Traders analyze any financial market including the forex market in one of 3 ways:
1. Through Fundamental Analysis
2. Through Technical Analysis
3. Through a Combination of fundamental and technical analysis
People trash technical analysis, “it’s all mumbo jumbo”. Technical analysis is more or less mathematical measurement of market movement. It’s a general understanding that history always repeats itself. This is not just in financial market, but also how human behavior pattern stays the same towards similar events regardless of advance of technology /science.
While which method a trader chooses is ultimately up to them and their trading personality, it is my opinion that a trader who at least has an understanding of both technical and fundamental analysis is in a better overall position to trade profitably, than someone who focuses on only one school of thought.
To help understand this lets say that I am a trader who studies technical analysis and believes that at least in the short term, which is the time frame that I trade on, that technicals are all that matter.
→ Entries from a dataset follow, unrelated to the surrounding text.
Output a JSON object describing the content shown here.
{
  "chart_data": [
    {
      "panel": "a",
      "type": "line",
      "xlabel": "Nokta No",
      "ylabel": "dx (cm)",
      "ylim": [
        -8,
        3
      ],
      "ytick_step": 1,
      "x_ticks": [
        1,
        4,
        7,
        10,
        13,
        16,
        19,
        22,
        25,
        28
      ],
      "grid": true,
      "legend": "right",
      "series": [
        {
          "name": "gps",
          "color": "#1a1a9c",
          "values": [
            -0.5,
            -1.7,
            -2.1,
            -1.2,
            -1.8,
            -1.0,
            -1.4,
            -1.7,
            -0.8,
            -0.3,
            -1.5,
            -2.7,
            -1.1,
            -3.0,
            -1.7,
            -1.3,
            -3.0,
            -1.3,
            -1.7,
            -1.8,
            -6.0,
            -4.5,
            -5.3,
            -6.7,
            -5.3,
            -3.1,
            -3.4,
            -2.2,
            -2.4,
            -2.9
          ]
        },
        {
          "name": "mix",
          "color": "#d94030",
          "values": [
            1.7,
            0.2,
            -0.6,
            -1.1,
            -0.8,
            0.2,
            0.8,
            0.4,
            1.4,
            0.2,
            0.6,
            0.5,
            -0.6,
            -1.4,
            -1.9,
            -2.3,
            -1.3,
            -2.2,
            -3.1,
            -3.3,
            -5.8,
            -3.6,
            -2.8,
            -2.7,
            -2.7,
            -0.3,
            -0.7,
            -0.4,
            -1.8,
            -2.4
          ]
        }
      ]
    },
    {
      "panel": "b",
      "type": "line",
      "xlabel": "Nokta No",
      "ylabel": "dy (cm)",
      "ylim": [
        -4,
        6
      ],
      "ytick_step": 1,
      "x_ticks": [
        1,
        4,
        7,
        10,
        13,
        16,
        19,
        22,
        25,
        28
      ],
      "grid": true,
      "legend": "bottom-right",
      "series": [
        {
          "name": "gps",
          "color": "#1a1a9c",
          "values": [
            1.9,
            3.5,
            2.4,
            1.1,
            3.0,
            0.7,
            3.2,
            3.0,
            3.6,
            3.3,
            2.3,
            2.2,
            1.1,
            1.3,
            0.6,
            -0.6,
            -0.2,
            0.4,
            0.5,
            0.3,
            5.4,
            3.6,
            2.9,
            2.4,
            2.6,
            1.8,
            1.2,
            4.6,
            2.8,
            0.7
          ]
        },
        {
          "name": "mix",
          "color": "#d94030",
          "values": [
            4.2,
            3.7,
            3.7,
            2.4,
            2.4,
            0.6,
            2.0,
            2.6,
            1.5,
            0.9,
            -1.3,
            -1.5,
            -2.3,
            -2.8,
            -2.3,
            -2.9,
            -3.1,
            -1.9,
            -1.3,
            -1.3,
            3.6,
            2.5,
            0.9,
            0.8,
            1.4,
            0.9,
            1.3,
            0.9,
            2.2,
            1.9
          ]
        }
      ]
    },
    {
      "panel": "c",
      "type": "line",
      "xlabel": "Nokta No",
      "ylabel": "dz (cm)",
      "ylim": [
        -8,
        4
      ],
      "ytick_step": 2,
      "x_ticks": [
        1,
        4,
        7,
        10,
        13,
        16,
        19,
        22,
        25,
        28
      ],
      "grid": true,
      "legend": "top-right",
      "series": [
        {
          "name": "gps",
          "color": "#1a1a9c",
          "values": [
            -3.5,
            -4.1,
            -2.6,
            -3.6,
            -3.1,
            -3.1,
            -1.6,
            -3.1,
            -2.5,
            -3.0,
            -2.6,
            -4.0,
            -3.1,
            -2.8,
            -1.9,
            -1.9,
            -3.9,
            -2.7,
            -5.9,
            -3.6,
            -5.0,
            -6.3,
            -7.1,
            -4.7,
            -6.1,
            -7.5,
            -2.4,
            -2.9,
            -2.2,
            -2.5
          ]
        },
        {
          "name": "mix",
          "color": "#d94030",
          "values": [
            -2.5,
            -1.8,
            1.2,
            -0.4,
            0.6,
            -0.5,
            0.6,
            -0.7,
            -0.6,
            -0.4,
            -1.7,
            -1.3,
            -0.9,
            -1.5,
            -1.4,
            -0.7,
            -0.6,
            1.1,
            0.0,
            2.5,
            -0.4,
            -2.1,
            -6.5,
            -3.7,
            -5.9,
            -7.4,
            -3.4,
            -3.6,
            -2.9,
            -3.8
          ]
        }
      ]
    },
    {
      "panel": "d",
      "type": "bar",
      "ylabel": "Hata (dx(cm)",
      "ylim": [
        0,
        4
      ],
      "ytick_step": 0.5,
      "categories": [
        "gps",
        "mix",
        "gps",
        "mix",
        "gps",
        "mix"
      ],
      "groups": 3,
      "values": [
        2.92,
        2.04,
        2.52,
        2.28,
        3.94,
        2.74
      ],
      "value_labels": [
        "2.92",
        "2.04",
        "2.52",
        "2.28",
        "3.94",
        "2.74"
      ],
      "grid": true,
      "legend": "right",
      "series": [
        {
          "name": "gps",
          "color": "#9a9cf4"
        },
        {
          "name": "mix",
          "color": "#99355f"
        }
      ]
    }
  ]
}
Next lets say that I am looking at a chart of the EUR/USD at 8:20 AM on the first Friday of the month, and my technicals are telling me that the trade is a good buy.
If I focused purely on technical analysis then I would probably enter that position not knowing that at 8:30 AM I may be in for a surprise that I was not expecting. As those of you who have been through module 8 of my basics of trading course know, at 8:30 AM on the first Friday of the month Non Farm Payrolls (NFP’s) are released, which historically has been one of the most market moving fundamental releases in the forex market.
While I am not saying that a trader who trades on technicals should not take a trade that looks good to them from a technical standpoint because of weak fundamentals, what I think this shows is that technical traders who at least have an understanding of fundamentals have the ability to decide whether or not they should factor in a specific piece of fundamental information or no. In my opinion this gives them a big leg up on technical traders who dismiss fundamentals altogether.
Now lets say that I am a trader who trades a carry trade strategy which trades based off of a model I built to forecast interest rates based on fundamental news releases. Next lets say that my model generates a buy signal at 1.4700 which I have included on the chart on your screen. Would my trading not be better served if I at least knew that there was a major head and shoulders top in place, so technically the market is very weak here?
As with our technical analysis example what I am not saying is that a trader who trades on fundamentals should not take a trade that they feel is good from a fundamental standpoint when the market is weak from a technical standpoint. What I am saying however is that fundamental traders who at least have a basic understanding of technical analysis have the ability to decide this for themselves. In my opinion this gives them a big leg up on fundamental traders who dismiss technicals altogether.
As you have probably realized if you have been following my courses, they are designed to give traders a knowledge of both fundamental and technical analysis because I believe a knowledge of both puts traders in the best position to learn to trade profitably. I also believe that you can’t really make a decision if you are going to trade based mainly off of technicals, fundamentals, or a combination of the two unless you have a sound understanding of the basics of both fundamental and technical analysis.